Aetna creates new barrier to care for the elderly, underscoring need for prior authorization reform
August 10, 2021
One of the country’s largest health insurance companies has created new bureaucratic hurdles for patients that could prevent many patients from having cataract surgery – part of a trend by insurance companies to create new “prior authorization” requirements that create barriers for patients and physicians, reduce the availability of health care services and increase insurance company profits at the expense of patient care.
As of July 1, 2021, Aetna requires that all cataract surgeries be “pre-certified”. Aetna says the practice “will help members avoid unnecessary surgery.” The reality is that this bureaucratic roadblock is not some kind of patient protection measure. It is an effort to deny care and inflate the bottom line of the insurance company.
It has become common for health insurance companies to create new barriers for patients, in the hope that they will not have to provide essential health care to those in need. The reason for these types of obstacles is simple: fewer surgeries performed translates into greater profits for insurance companies.

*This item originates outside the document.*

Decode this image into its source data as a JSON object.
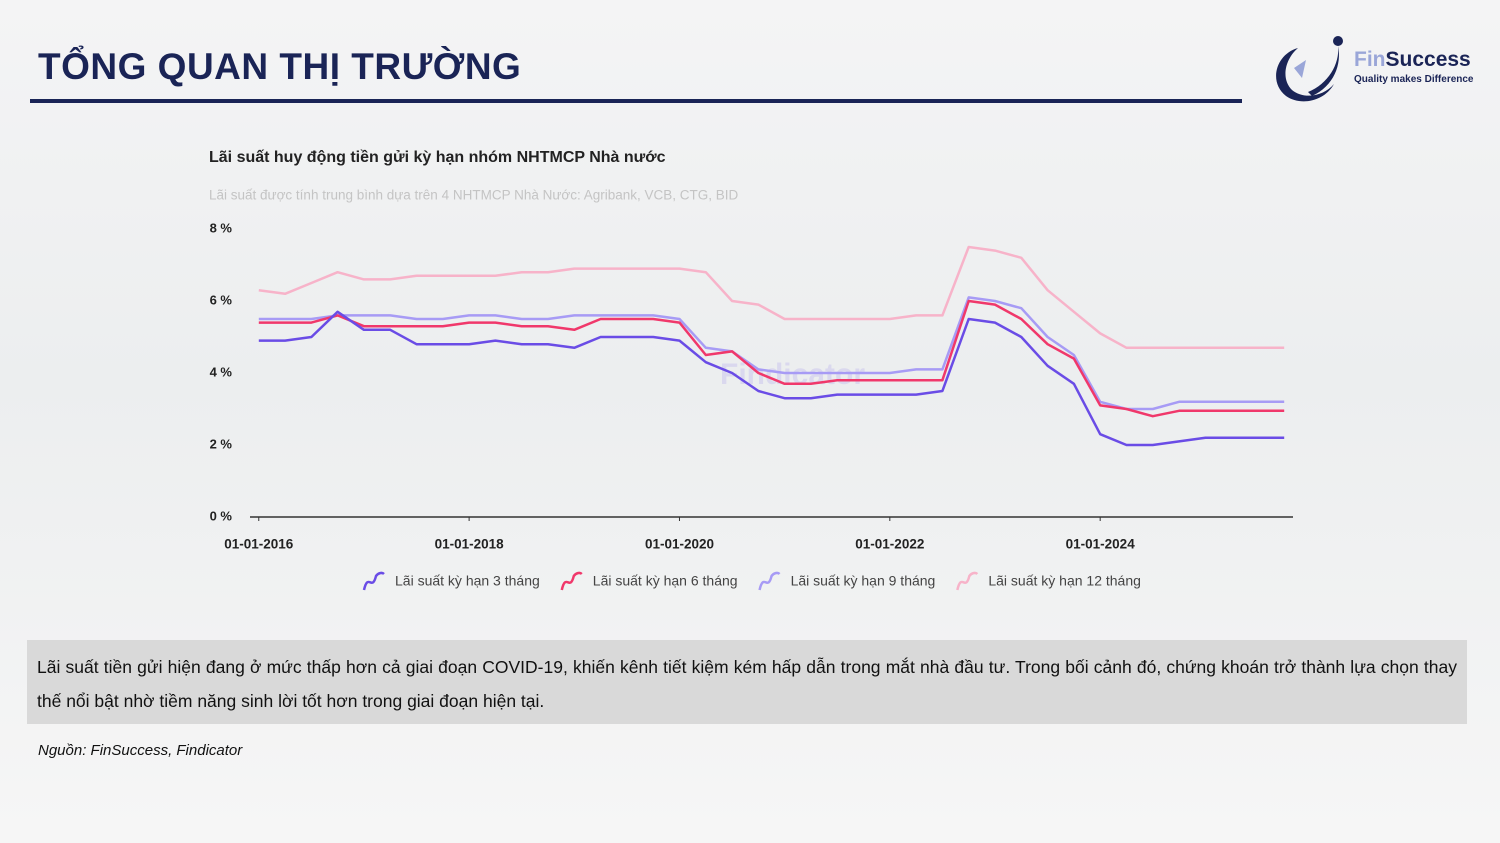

Like other insurance companies, Aetna has made record profits thanks to the COVID-19 pandemic. The company, which was acquired by CVS Health in 2018, saw operating income drop from $ 1.06 billion in 2019 to $ 3.07 billion in 2020.
The California Medical Association (CMA) continues to fight for medical decisions to be made by qualified healthcare professionals, instead of lay entities more concerned with business results than the quality of patient care. This is why the CMA is fighting to strengthen the ban on the practice of medicine in the workplace and why we support legislation at the state and federal level that would streamline and standardize prior authorization requirements.
In California, the CMA is sponsoring Senator Richard Pan, MD’s SB 250 The SB 250 would require state regulators to streamline the prior authorization system to ensure patients have access to intensive care. One successful approach taken in other states is an audit-based system where prospective prior authorization is waived for clinicians deemed to be high performing. Texas, for example, recently passed legislation that prevents insurers from imposing pre-authorization requirements on providers with historically high approval rates.
The CMA also supports federal legislation — HR 3173, the “Improving Seniors’ Timely Access to Care Act” drafted by California Congressman Ami Bera, MD — which aims to standardize and streamline pre-clearance processes for consistently approved items and services performed under Medicare Advantage. programs, among other improvements.
Prior authorization requirements can be difficult for patients, creating barriers to care and increasing administrative burdens for physicians who must spend time and resources to obtain approvals as insurance companies design and administer systems. increasingly complex prior authorization.
Delays and administrative burdens also continue to undermine health care outcomes. Even more surprisingly, in a 2020 American Medical Association survey, 30% of physicians said that prior authorization resulted in a serious adverse event for a patient they were caring for, such as hospitalization, surgery. medical treatment to prevent permanent impairment or even disability or death.
The CMA strongly supports the SB 250 and HR 3173 standards, both of which would put the needs of patients first by simplifying and streamlining the pre-authorization processes.